A method of moments estimator of tail dependence

TL;DR

This paper introduces a moments-based estimator for tail dependence in multivariate extremes, providing a semi-parametric approach that is consistent, asymptotically normal, and useful for models where likelihood methods fail.

Contribution

It proposes a novel method of moments estimator for tail dependence parameters in a semi-parametric model, extending to multivariate cases and offering a goodness-of-fit test.

Findings

Estimator is consistent and asymptotically normal under weak conditions.

Performs well for models where likelihood methods are ineffective.

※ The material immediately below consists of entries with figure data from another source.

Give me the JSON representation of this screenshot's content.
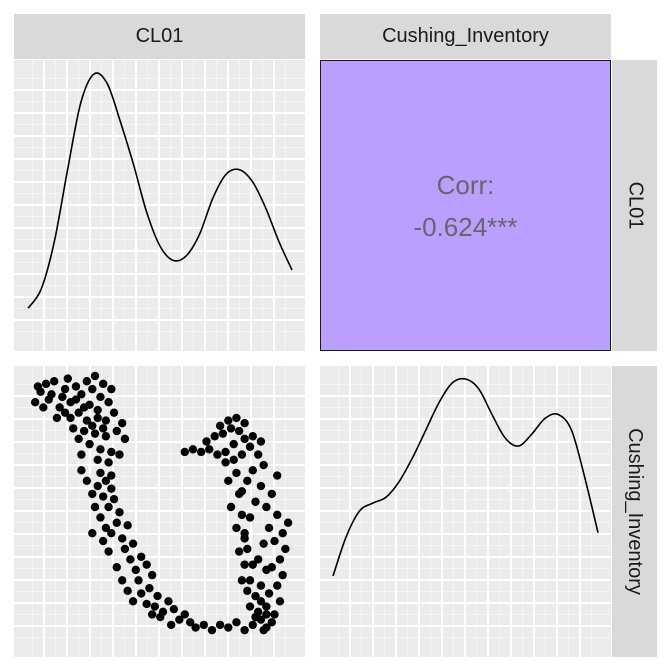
{
  "chart_data": {
    "type": "pairs-plot",
    "variables": [
      "CL01",
      "Cushing_Inventory"
    ],
    "correlation": {
      "label": "Corr:",
      "value": "-0.624***",
      "fill": "#bb9fff"
    },
    "panels": [
      {
        "type": "line",
        "name": "density-CL01",
        "x": [
          0.0,
          0.05,
          0.1,
          0.15,
          0.2,
          0.25,
          0.3,
          0.35,
          0.4,
          0.45,
          0.5,
          0.55,
          0.6,
          0.65,
          0.7,
          0.75,
          0.8,
          0.85,
          0.9,
          0.95,
          1.0
        ],
        "y": [
          0.02,
          0.1,
          0.3,
          0.6,
          0.88,
          1.0,
          0.96,
          0.8,
          0.62,
          0.42,
          0.28,
          0.22,
          0.24,
          0.33,
          0.48,
          0.58,
          0.6,
          0.55,
          0.44,
          0.3,
          0.18
        ]
      },
      {
        "type": "line",
        "name": "density-Cushing_Inventory",
        "x": [
          0.0,
          0.05,
          0.1,
          0.15,
          0.2,
          0.25,
          0.3,
          0.35,
          0.4,
          0.45,
          0.5,
          0.55,
          0.6,
          0.65,
          0.7,
          0.75,
          0.8,
          0.85,
          0.9,
          0.95,
          1.0
        ],
        "y": [
          0.0,
          0.2,
          0.33,
          0.37,
          0.4,
          0.48,
          0.6,
          0.74,
          0.88,
          0.98,
          1.0,
          0.95,
          0.82,
          0.7,
          0.66,
          0.72,
          0.8,
          0.82,
          0.74,
          0.5,
          0.22
        ]
      },
      {
        "type": "scatter",
        "name": "scatter-CL01-vs-Cushing_Inventory",
        "xlabel": "CL01",
        "ylabel": "Cushing_Inventory",
        "points": [
          [
            0.03,
            0.9
          ],
          [
            0.05,
            0.94
          ],
          [
            0.07,
            0.97
          ],
          [
            0.09,
            0.93
          ],
          [
            0.1,
            0.98
          ],
          [
            0.12,
            0.88
          ],
          [
            0.11,
            0.84
          ],
          [
            0.14,
            0.95
          ],
          [
            0.15,
            0.99
          ],
          [
            0.16,
            0.9
          ],
          [
            0.18,
            0.96
          ],
          [
            0.19,
            0.86
          ],
          [
            0.2,
            0.93
          ],
          [
            0.22,
            0.98
          ],
          [
            0.23,
            0.89
          ],
          [
            0.24,
            0.95
          ],
          [
            0.25,
            1.0
          ],
          [
            0.26,
            0.87
          ],
          [
            0.27,
            0.92
          ],
          [
            0.28,
            0.97
          ],
          [
            0.29,
            0.83
          ],
          [
            0.3,
            0.9
          ],
          [
            0.31,
            0.95
          ],
          [
            0.32,
            0.86
          ],
          [
            0.17,
            0.8
          ],
          [
            0.19,
            0.76
          ],
          [
            0.21,
            0.79
          ],
          [
            0.23,
            0.74
          ],
          [
            0.25,
            0.78
          ],
          [
            0.27,
            0.72
          ],
          [
            0.29,
            0.77
          ],
          [
            0.31,
            0.71
          ],
          [
            0.22,
            0.83
          ],
          [
            0.24,
            0.81
          ],
          [
            0.26,
            0.84
          ],
          [
            0.28,
            0.8
          ],
          [
            0.2,
            0.7
          ],
          [
            0.26,
            0.68
          ],
          [
            0.3,
            0.67
          ],
          [
            0.33,
            0.79
          ],
          [
            0.35,
            0.82
          ],
          [
            0.36,
            0.76
          ],
          [
            0.34,
            0.7
          ],
          [
            0.27,
            0.63
          ],
          [
            0.29,
            0.6
          ],
          [
            0.31,
            0.57
          ],
          [
            0.28,
            0.54
          ],
          [
            0.3,
            0.5
          ],
          [
            0.32,
            0.53
          ],
          [
            0.34,
            0.48
          ],
          [
            0.33,
            0.44
          ],
          [
            0.31,
            0.4
          ],
          [
            0.35,
            0.38
          ],
          [
            0.37,
            0.43
          ],
          [
            0.36,
            0.34
          ],
          [
            0.38,
            0.3
          ],
          [
            0.4,
            0.26
          ],
          [
            0.39,
            0.36
          ],
          [
            0.42,
            0.31
          ],
          [
            0.41,
            0.22
          ],
          [
            0.44,
            0.28
          ],
          [
            0.45,
            0.19
          ],
          [
            0.46,
            0.24
          ],
          [
            0.48,
            0.16
          ],
          [
            0.47,
            0.12
          ],
          [
            0.5,
            0.1
          ],
          [
            0.52,
            0.14
          ],
          [
            0.49,
            0.08
          ],
          [
            0.54,
            0.11
          ],
          [
            0.56,
            0.07
          ],
          [
            0.53,
            0.05
          ],
          [
            0.58,
            0.09
          ],
          [
            0.6,
            0.06
          ],
          [
            0.62,
            0.04
          ],
          [
            0.65,
            0.05
          ],
          [
            0.68,
            0.03
          ],
          [
            0.71,
            0.05
          ],
          [
            0.74,
            0.04
          ],
          [
            0.77,
            0.06
          ],
          [
            0.8,
            0.03
          ],
          [
            0.83,
            0.05
          ],
          [
            0.86,
            0.07
          ],
          [
            0.88,
            0.04
          ],
          [
            0.9,
            0.06
          ],
          [
            0.85,
            0.1
          ],
          [
            0.88,
            0.12
          ],
          [
            0.91,
            0.09
          ],
          [
            0.93,
            0.14
          ],
          [
            0.89,
            0.17
          ],
          [
            0.92,
            0.2
          ],
          [
            0.94,
            0.24
          ],
          [
            0.9,
            0.27
          ],
          [
            0.93,
            0.3
          ],
          [
            0.95,
            0.34
          ],
          [
            0.91,
            0.37
          ],
          [
            0.94,
            0.4
          ],
          [
            0.96,
            0.44
          ],
          [
            0.92,
            0.47
          ],
          [
            0.89,
            0.42
          ],
          [
            0.87,
            0.36
          ],
          [
            0.85,
            0.3
          ],
          [
            0.88,
            0.26
          ],
          [
            0.86,
            0.2
          ],
          [
            0.84,
            0.16
          ],
          [
            0.82,
            0.22
          ],
          [
            0.83,
            0.28
          ],
          [
            0.81,
            0.34
          ],
          [
            0.8,
            0.4
          ],
          [
            0.82,
            0.46
          ],
          [
            0.84,
            0.52
          ],
          [
            0.79,
            0.56
          ],
          [
            0.81,
            0.6
          ],
          [
            0.83,
            0.64
          ],
          [
            0.86,
            0.58
          ],
          [
            0.88,
            0.5
          ],
          [
            0.9,
            0.55
          ],
          [
            0.92,
            0.62
          ],
          [
            0.87,
            0.66
          ],
          [
            0.85,
            0.7
          ],
          [
            0.82,
            0.73
          ],
          [
            0.79,
            0.7
          ],
          [
            0.76,
            0.68
          ],
          [
            0.73,
            0.71
          ],
          [
            0.7,
            0.7
          ],
          [
            0.67,
            0.72
          ],
          [
            0.64,
            0.71
          ],
          [
            0.61,
            0.72
          ],
          [
            0.58,
            0.71
          ],
          [
            0.66,
            0.75
          ],
          [
            0.69,
            0.77
          ],
          [
            0.72,
            0.78
          ],
          [
            0.75,
            0.8
          ],
          [
            0.78,
            0.79
          ],
          [
            0.74,
            0.83
          ],
          [
            0.77,
            0.84
          ],
          [
            0.8,
            0.82
          ],
          [
            0.71,
            0.81
          ],
          [
            0.83,
            0.77
          ],
          [
            0.86,
            0.75
          ],
          [
            0.76,
            0.74
          ],
          [
            0.8,
            0.76
          ],
          [
            0.73,
            0.67
          ],
          [
            0.77,
            0.63
          ],
          [
            0.74,
            0.6
          ],
          [
            0.78,
            0.55
          ],
          [
            0.75,
            0.5
          ],
          [
            0.79,
            0.47
          ],
          [
            0.77,
            0.42
          ],
          [
            0.8,
            0.38
          ],
          [
            0.78,
            0.33
          ],
          [
            0.8,
            0.28
          ],
          [
            0.79,
            0.22
          ],
          [
            0.81,
            0.18
          ],
          [
            0.82,
            0.12
          ],
          [
            0.84,
            0.08
          ],
          [
            0.86,
            0.14
          ],
          [
            0.88,
            0.09
          ],
          [
            0.87,
            0.03
          ],
          [
            0.31,
            0.62
          ],
          [
            0.26,
            0.58
          ],
          [
            0.24,
            0.55
          ],
          [
            0.22,
            0.6
          ],
          [
            0.2,
            0.64
          ],
          [
            0.25,
            0.5
          ],
          [
            0.27,
            0.46
          ],
          [
            0.29,
            0.42
          ],
          [
            0.24,
            0.4
          ],
          [
            0.28,
            0.37
          ],
          [
            0.3,
            0.33
          ],
          [
            0.33,
            0.27
          ],
          [
            0.35,
            0.22
          ],
          [
            0.37,
            0.18
          ],
          [
            0.39,
            0.14
          ],
          [
            0.42,
            0.17
          ],
          [
            0.44,
            0.13
          ],
          [
            0.46,
            0.09
          ],
          [
            0.18,
            0.91
          ],
          [
            0.21,
            0.88
          ],
          [
            0.13,
            0.92
          ],
          [
            0.16,
            0.84
          ],
          [
            0.06,
            0.88
          ],
          [
            0.04,
            0.96
          ],
          [
            0.08,
            0.91
          ],
          [
            0.14,
            0.86
          ]
        ]
      }
    ]
  }
}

Provides a practical approach for multivariate tail dependence estimation.

Abstract

In the world of multivariate extremes, estimation of the dependence structure still presents a challenge and an interesting problem. A procedure for the bivariate case is presented that opens the road to a similar way of handling the problem in a truly multivariate setting. We consider a semi-parametric model in which the stable tail dependence function is parametrically modeled. Given a random sample from a bivariate distribution function, the problem is to estimate the unknown parameter. A method of moments estimator is proposed where a certain integral of a nonparametric, rank-based estimator of the stable tail dependence function is matched with the corresponding parametric version. Under very weak conditions, the estimator is shown to be consistent and asymptotically normal. Moreover, a comparison between the parametric and nonparametric estimators leads to a goodness-of-fit test for the semiparametric model. The performance of the estimator is illustrated for a discrete spectral measure that arises in a factor-type model and for which likelihood-based methods break down. A second example is that of a family of stable tail dependence functions of certain meta-elliptical distributions.